Da questo dato storico possiamo trarre innanzitutto due considerazioni. La prima è che nessun popolo, come nessun uomo, vive da solo. Sul suo cammino incontra sempre altri, magari anche tanti altri più o meno indifferenti, ma nell'esperienza dell'altro può accadere di incontrare qualcosa che ti aiuta ad essere quello che sei, iniziando un cammino comune che neanche immaginavi, senza per questo perdere nulla di quello che sei e ti rende diverso da un altro. Da questo punto di vista, nessuno è realmente lontano dall'altro, nessuna esperienza è a priori estranea all'altro. Come si trasmette tutto ciò? Con la cultura, sia essa la pittura o la letteratura, la scultura o la musica, il teatro come la danza. E, nel nostro tempo, anche utilizzando strumenti nuovi come il cinema, la fotografia, i video.
Per noi europei il cinema cinese è un mondo finora poco esplorato, di cui però abbiamo potuto ugualmente intuirne le grandi possibilità espressive e culturali attraverso le significative, anche se purtroppo ancora rare, opere giunte da noi, ad esempio quelle di Yimou fattosi conoscere soprattutto grazie ai festival cinematografici europei.
La mostra del Vittoriano si sviluppa attraverso un supporto che il cinema ha sempre accompagnato, quello dei manifesti. Questa raccolta, intanto, rappresenta un anello di congiunzione suggestivo più che con le pellicole con il mondo concreto dello spettatore cinese, con il linguaggio con cui gli sono state proposte le opere, con la sensibilità immaginifica che si andava a sollecitare. Per certi versi, guardandoli ci avvicina alla gente, destinataria come noi di un messaggio, ci mette dalla sua stessa parte, spingendoci per un'altra via a non perdere l'occasione, quando capiterà, di andare a vedere una proiezione cinese. Tutto lascia credere che non ci sarà molto da aspettare, le occasioni verosimilmente non mancheranno. E non bisognerà farle mancare.

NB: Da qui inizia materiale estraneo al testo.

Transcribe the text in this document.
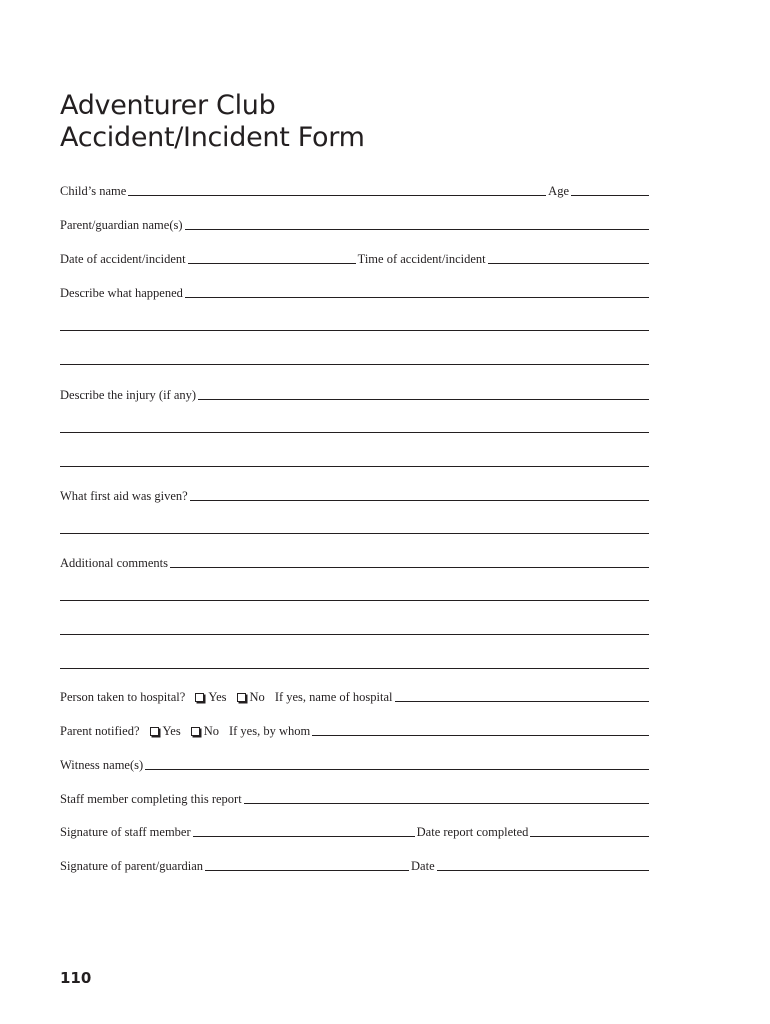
Adventurer Club
Accident/Incident Form
Child’s name	Age
Parent/guardian name(s)
Date of accident/incident	Time of accident/incident
Describe what happened
Describe the injury (if any)
What first aid was given?
Additional comments
Person taken to hospital? Yes No If yes, name of hospital
Parent notified? Yes No If yes, by whom
Witness name(s)
Staff member completing this report
Signature of staff member	Date report completed
Signature of parent/guardian	Date
110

Significativo, al riguardo, che la 62ma Mostra Internazionale d'Arte Cinematografica al Lido di Venezia venga aperta da Tsui Hark (nato in Vietnam e formatosi anche negli Stati Uniti, ma profondamente attaccato alla cultura cinese: un segno dei tempi anche questo), autore di Qi Jian, tratto dalla letteratura popolare cinese contemporanea.
Per concludere con la metafora del cammino, prendo a prestito da un grande autore una frase che, a partire dalla Mostra sui Cento Anni del Cinema Cinese, è uno sprone a non disperdere nel dialogo con la Cina le opportunità di arrivare alla pace e al comune riconoscimento della centralità dell'uomo attraverso le vie della cultura: "Non vi auguro di viaggiare comodi, ma di andare lontano".